For a compact notation we replace :

$$a=s(2p-s)$$

$$b=p^2-s^2$$

$$t=p^2-ps+s^2$$

then:

$$X=qb(a+b)c^2$$

$$Y=qa(a+b)c^2$$

$$Z=qt(a+b)^2c^3$$

And the most beautiful solution. If we use the solutions of Pell's equation: $p^2-3a^2s^2=1$

by the way $a$ May appear as a factor in the decision and.
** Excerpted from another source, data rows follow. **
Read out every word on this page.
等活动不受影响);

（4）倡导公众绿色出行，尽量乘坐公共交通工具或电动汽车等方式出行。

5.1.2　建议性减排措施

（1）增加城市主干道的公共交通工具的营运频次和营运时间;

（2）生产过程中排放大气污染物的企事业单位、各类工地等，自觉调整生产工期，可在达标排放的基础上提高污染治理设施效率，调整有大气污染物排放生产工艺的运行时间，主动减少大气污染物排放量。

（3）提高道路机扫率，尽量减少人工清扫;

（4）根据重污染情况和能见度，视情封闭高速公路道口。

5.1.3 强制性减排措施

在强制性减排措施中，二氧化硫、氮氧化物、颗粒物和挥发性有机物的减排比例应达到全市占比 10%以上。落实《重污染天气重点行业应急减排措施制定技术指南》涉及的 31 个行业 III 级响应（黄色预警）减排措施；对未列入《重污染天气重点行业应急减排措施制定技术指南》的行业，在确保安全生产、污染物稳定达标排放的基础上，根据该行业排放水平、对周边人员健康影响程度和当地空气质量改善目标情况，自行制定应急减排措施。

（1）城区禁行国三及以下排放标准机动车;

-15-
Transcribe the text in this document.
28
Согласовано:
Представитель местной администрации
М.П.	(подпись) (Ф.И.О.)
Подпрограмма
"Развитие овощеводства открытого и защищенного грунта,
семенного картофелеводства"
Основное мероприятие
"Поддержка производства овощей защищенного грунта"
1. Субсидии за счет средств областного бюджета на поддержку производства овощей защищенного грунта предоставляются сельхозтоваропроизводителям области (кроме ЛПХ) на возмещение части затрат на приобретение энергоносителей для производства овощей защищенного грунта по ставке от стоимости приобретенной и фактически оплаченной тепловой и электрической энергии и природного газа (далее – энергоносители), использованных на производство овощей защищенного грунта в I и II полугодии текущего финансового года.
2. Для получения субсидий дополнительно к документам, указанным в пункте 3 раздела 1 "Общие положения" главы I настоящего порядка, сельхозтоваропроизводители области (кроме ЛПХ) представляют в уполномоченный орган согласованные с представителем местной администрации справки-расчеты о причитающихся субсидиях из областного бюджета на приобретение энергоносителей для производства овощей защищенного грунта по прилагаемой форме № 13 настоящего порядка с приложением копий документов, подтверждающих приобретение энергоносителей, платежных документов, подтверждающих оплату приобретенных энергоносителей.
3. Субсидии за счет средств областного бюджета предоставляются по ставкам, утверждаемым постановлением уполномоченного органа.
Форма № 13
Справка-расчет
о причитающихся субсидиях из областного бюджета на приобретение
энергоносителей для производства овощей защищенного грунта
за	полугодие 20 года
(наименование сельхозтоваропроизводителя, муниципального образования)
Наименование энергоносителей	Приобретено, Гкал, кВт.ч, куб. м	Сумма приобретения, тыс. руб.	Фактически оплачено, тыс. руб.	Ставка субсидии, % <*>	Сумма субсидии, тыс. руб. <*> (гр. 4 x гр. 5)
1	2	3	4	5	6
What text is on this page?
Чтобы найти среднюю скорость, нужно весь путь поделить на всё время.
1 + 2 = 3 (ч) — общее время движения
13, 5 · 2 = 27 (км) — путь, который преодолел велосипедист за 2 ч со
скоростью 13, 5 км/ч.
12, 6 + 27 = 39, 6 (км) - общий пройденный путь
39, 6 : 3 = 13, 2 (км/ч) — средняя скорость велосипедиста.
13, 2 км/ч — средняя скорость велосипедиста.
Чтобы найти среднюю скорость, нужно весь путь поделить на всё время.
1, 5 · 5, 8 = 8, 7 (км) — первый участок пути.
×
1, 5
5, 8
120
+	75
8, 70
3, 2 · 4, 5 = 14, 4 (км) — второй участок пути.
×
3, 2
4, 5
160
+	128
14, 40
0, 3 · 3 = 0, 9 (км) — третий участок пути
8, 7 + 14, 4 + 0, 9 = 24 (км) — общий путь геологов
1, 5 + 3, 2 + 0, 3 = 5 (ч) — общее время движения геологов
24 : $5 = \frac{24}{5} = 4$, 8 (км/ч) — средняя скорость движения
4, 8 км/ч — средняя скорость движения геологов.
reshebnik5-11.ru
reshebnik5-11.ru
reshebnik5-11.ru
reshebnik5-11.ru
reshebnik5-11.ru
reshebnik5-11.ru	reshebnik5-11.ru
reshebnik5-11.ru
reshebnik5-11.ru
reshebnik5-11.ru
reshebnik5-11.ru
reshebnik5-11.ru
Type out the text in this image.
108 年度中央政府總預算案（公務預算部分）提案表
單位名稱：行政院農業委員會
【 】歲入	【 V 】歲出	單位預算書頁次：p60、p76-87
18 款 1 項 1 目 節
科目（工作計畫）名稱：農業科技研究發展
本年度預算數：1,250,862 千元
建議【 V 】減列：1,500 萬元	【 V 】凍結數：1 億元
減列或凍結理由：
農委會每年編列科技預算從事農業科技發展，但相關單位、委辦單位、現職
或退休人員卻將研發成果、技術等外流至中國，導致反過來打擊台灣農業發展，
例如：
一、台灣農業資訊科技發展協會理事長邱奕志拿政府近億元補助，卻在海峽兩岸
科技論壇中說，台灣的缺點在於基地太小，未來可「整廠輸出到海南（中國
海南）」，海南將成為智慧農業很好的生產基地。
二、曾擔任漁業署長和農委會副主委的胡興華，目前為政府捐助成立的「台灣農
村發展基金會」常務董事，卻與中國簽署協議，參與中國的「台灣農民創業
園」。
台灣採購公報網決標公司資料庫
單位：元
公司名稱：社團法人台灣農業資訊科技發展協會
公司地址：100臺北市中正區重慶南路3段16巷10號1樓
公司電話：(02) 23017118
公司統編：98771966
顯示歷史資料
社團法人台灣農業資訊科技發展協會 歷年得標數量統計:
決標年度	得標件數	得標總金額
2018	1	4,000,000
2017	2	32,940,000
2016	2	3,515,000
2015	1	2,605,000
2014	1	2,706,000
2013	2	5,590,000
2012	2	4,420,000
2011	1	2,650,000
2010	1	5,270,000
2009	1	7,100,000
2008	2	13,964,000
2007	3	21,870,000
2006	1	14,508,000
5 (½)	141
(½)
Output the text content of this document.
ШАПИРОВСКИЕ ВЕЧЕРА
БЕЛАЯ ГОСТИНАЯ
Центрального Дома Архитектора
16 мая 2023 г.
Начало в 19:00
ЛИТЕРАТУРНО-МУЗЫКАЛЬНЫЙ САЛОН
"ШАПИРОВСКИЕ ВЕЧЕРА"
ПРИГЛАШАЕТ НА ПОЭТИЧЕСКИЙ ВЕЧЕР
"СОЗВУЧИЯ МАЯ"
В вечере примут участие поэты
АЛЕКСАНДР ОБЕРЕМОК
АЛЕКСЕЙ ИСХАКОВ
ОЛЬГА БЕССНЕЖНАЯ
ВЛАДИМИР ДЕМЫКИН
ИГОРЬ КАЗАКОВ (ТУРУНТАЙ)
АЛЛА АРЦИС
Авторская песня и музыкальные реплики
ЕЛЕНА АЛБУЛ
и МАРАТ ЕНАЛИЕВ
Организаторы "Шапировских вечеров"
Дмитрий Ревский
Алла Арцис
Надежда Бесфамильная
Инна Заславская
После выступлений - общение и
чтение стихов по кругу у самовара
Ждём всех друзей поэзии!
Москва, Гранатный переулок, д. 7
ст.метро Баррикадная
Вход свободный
Then the solutions are of the form::

$$X=qa(2p-3as)sc^2$$

$$Y=q(p-2as)pc^2$$

$$Z=q(p^2-3aps+3a^2s^2)c^3$$

If we change the sign : $$Y^3-X^3=qZ^2$$

Then the solutions are of the form:

$$X=qa(2p+3as)sc^2$$

$$Y=q(p+2as)pc^2$$

$$Z=q(p^2+3aps+3a^2s^2)c^3$$

Another solution of the equation: $$X^3+Y^3=qZ^2$$

$p,s$ - integers asked us.

To facilitate the calculations we make the change. $a,b,c$

If the ratio is as follows : $q=3t^2+1$

$$b=2q(q+2\mp{6t})p^2+6p(t\mp1)ps+(q-1\mp{3t})s^2$$

$$c=6q(q-2(1\pm{t}))p^2+6q(t\mp1)ps+3(1\mp{t})s^2$$

$$a=12q(1\mp{t})p^2+6(4t\mp{q})ps+3(1\mp{t})s^2$$

If the ratio is as follows: $q=t^2+3$

$$b=3(q-1)(1\pm{t})s^2+2(3\pm{(q-1)t})ps+(1\pm{t})p^2$$

$$c=3(6-(q-1)(q-3\mp{t}))s^2+6(1\pm{t})ps+(q-3\pm{t})p^2$$

$$a=3(6-(q-1)(1\mp{t}))s^2+6(1\pm{t})ps+(1\pm{t})p^2$$

Then the solutions are of the form:

$$X=2c(c-b)$$

$$Y=(c-3b)(c-b)$$

$$Z=3a(c-b)^2$$

Then the solutions are of the form:

$$X=2(c-b)c$$

$$Y=2(c+b)c$$

$$Z=4ac^2$$

If the ratio is as follows : $q=t^2+3$

$$c=6(q-4)(2\pm{t})p^2+4(6\pm{(q-4)t})ps+2(2\pm{t})s^2$$

$$b=3(24-(q-4)(q-3\mp{2t}))p^2+12(2\pm{t})ps+(q-3\pm{2t})s^2$$

$$a=3(24-(q-4)(4\mp{2t}))p^2+12(2\pm{t})ps+2(2\pm{t})s^2$$

If the ratio is as follows $q=3t^2+4$

$$c=q(-q+7(4\mp{3t}))p^2+6q(t\mp{1})ps+(q-4\mp{3t})s^2$$

$$b=3q(2q-7(1\pm{t}))p^2+6q(t\mp{1})ps+3(1\mp{t})s^2$$

$$a=21q(1\mp{t})p^2+6(7t\mp{q})ps+3(1\mp{t})s^2$$

Then the solutions are of the form :

$$X=2(3c-2b)c$$

$$Y=2(3c+2b)c$$

$$Z=12ac^2$$

Then the solutions are of the form :

$$X=(2b-c)b$$

$$Y=(2b+c)b$$

$$Z=2ab^2$$

Answer 4

If we suppose that such integers exist and write, say, $a=r^2-s^2$ and $b=2rs$ for coprime (positive) integers $r$ and $s$, then $$ d^2=(r^2+2rs-s^2)(r^4-2r^3s++2r^2s^2+2rs^3+s^4) $$ and hence a solution would correspond to a (nontrivial) rational point on the (genus $2$) curve $$ y^2 = x^6 -3x^4+8x^3+3x^2-1. $$ The Jacobian of this curve has rank $1$ and a Chabauty argument in Magma using the prime $17$ shows that there are no such points. There may be an easier way to see this, but I'm afraid it's not obvious to me.